To the Editor: We thank Dr Kiraly and colleagues1 for bringing attention on the potential clinical implications of our fundamental work on the beneficial impact of vitamin A supplementation on neonatal oral tolerance induction and prevention of allergic airway inflammation.2 Importantly, Kiraly and colleagues highlight discrepancies with their observations done in the human where authors found that neonatal vitamin A supplementation increased risk of atopy in two interventional studies performed in Guinea-Bissau. This effect was found only in girls. Kiraly and colleagues propose that gender and vitamin A dosage issues could explain the disparity between their and our results.

Although we did not mention this in our publication,2 our study of the impact of vitamin A supplementation in neonates on allergy was performed in female as we and others found that allergy induction protocol is more robust in female than in male mice.3 Thus, we found a protective effect in a mouse model associated with higher risk of atopy in humans.
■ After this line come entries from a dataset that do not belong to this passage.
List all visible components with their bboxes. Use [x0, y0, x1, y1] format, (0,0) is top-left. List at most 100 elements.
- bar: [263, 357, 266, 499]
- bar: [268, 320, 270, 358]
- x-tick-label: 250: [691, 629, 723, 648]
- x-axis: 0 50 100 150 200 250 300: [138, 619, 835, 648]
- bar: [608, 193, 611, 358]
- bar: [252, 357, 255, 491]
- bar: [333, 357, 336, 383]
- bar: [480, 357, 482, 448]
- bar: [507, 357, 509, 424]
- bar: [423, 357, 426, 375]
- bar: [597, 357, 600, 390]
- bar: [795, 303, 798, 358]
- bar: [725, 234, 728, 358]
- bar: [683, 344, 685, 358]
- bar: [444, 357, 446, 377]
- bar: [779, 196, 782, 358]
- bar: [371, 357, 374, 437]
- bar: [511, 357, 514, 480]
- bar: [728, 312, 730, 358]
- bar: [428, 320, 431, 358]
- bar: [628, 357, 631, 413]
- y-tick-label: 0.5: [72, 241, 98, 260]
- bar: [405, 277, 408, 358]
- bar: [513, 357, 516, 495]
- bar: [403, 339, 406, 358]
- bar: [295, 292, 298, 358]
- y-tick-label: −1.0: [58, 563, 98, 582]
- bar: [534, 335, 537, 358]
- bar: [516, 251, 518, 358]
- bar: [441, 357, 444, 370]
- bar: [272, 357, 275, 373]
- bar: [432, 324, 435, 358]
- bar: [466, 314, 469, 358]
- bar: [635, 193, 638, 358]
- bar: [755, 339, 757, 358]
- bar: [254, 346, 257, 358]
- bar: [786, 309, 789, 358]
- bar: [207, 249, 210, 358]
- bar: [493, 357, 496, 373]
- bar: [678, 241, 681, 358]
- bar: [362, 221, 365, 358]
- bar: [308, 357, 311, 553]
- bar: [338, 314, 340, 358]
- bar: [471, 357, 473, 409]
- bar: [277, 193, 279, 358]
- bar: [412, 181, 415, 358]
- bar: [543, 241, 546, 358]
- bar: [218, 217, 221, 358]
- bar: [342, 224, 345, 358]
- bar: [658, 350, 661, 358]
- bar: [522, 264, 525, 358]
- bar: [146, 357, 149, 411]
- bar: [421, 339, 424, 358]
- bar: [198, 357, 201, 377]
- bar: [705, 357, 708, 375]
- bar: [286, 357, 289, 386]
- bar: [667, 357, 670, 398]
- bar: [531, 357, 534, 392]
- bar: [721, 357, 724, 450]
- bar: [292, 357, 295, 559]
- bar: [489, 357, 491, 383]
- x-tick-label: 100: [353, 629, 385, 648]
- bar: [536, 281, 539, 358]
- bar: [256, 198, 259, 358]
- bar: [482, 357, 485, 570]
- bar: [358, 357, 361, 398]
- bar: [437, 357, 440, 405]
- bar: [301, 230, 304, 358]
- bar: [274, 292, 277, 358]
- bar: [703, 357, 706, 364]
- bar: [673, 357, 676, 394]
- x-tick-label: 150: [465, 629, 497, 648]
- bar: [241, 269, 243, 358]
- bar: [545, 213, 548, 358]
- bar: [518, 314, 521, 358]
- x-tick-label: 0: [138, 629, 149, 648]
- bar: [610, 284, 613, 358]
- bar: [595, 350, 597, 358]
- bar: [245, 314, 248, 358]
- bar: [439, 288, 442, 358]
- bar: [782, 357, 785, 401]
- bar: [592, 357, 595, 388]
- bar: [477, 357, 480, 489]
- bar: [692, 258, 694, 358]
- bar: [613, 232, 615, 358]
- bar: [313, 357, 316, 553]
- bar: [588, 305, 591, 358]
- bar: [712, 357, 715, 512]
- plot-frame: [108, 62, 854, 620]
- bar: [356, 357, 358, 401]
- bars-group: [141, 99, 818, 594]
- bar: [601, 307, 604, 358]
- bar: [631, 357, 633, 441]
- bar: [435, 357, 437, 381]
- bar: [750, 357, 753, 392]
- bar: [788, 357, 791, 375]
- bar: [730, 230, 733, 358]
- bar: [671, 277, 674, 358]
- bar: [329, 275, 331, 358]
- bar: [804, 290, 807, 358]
In all our experiments, vitamin A was given indirectly to neonates through supplementation of diet of lactating mothers. We performed one preliminary experiment (see Supplementary Figure S5 online)2 in which we administered vitamin A directly to the neonates; we used a dose scaled to mice neonate weight which is comparable to the one given to human neonates (50,000 IU) and found a similar protective effect.

We propose that most of the disparity between our results and those of Kiraly’s study originates from major difference in hygiene status of neonates and their mothers from Guinea-Bissau compared with mice housed in a specific pathogen-free animal facility. Guinea-Bissau is a country where infectious diarrhea still represent a very high burden of disease compared with high-income countries.4 Gut mucosal inflammation has been shown to dramatically affect immune outcome to mucosal antigen administered in the presence of vitamin A supplement. Vitamin A metabolite retinoic acid was shown to foster inflammatory immune response to dietary antigens given to mice exhibiting gut mucosal inflammation instead of the expected regulatory immune response observed in non-inflammatory conditions.5 Our hypothesis is supported by epidemiological studies performed in high-income countries, which either showed an inverse correlation between retinol levels in the first months of life and risk of atopy or no significant association, but none of them showed increased risk (reviewed in ref. 6).

We think that evolutionary conserved low-retinol level at birth7 is not adapted to the new environment of industrialized high-incomes countries and may contribute to allergic disease epidemic in this specific environment. Interventional studies are needed to assess this hypothesis.